The fruits are small ellipsoid to subglobose figs that grow along the twigs, 0.8–1 cm in diameter, light green initially, ripening to a yellowish brown, but sometimes to orange or red. The figs closely resemble Gooseberries.

== Distribution ==
The species can be found in Peninsular Thailand, Peninsular Malaysia, Singapore, Borneo, Sumatra, and Java.

It is common throughout most of Kalimantan (In the mountains of Kalimantan it is replaced by the much rarer F. tricolor) and Sarawak, growing in most secondary forests. In Brunei however, it is uncommon and cannot be found in Sabah where its ecological niche is occupied by Ficus septica. The non-overlapping ranges of these two common species in Borneo's secondary forest figs is quite possibly related to the basic competitive exclusion principle, but this is currently unconfirmed as studies on the ecology of the two species are currently lacking.

== Local names ==
- Called Kukan by the Bidayuh ethnic group
- Called Kupan or Kumpan by the Iban ethnic group
- also called Lenakan, Lengkan or Lelingkan by the Iban

== Ecology ==

=== Habitat ===
It can be found in various habitats, from dry disturbed sandy soils, kerangas forest, swamps, paddy and oil palm plantations, riverbanks, sandy coastal forests, and up to 400 m in elevation. The species is commonly found on the edges of forests as it is usually among the first species to re-establish in a disturbed habitat.

=== Reproduction ===
Ficus grossularioides is associated with a fig wasp, an agaonid wasp that acts as its sole pollinator as this wasp lays its eggs only on trees of this species. All fig trees have this unique form of fertilization, with each species relying on a single specialized species of pollinating wasp that relies on the fig tree to reproduce.

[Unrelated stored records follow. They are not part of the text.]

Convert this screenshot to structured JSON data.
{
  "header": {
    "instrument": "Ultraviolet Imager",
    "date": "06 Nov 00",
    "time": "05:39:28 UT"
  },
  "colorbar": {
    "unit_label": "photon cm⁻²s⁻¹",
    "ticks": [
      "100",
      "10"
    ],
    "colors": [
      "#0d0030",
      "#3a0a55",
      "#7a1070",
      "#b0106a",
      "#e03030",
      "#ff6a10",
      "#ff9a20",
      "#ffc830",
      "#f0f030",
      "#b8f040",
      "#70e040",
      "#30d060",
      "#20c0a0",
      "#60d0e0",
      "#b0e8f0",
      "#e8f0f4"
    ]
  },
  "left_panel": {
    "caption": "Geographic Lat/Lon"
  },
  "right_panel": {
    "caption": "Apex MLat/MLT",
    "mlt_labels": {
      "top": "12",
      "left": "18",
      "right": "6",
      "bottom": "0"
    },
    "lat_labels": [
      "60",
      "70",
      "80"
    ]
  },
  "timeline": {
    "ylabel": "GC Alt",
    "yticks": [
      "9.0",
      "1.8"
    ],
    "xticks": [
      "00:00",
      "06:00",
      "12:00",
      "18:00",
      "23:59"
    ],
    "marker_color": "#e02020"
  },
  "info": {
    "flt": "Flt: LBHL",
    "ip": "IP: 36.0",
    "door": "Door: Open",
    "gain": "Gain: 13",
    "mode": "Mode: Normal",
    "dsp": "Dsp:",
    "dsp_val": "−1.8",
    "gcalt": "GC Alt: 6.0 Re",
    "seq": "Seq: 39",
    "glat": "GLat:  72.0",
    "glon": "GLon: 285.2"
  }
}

The fruits are then eaten by birds, bats, and other mammals, later distributing the seeds via their fecal matter

== Uses ==
The species is not usually cultivated as it is a commonly found plant and all products from it are collected from wild plants, traditional medicine uses latex against scorpion stings and leaf extract (decoction) is used against kidney complaints. Young shoots are reported to be edible and can be eaten raw.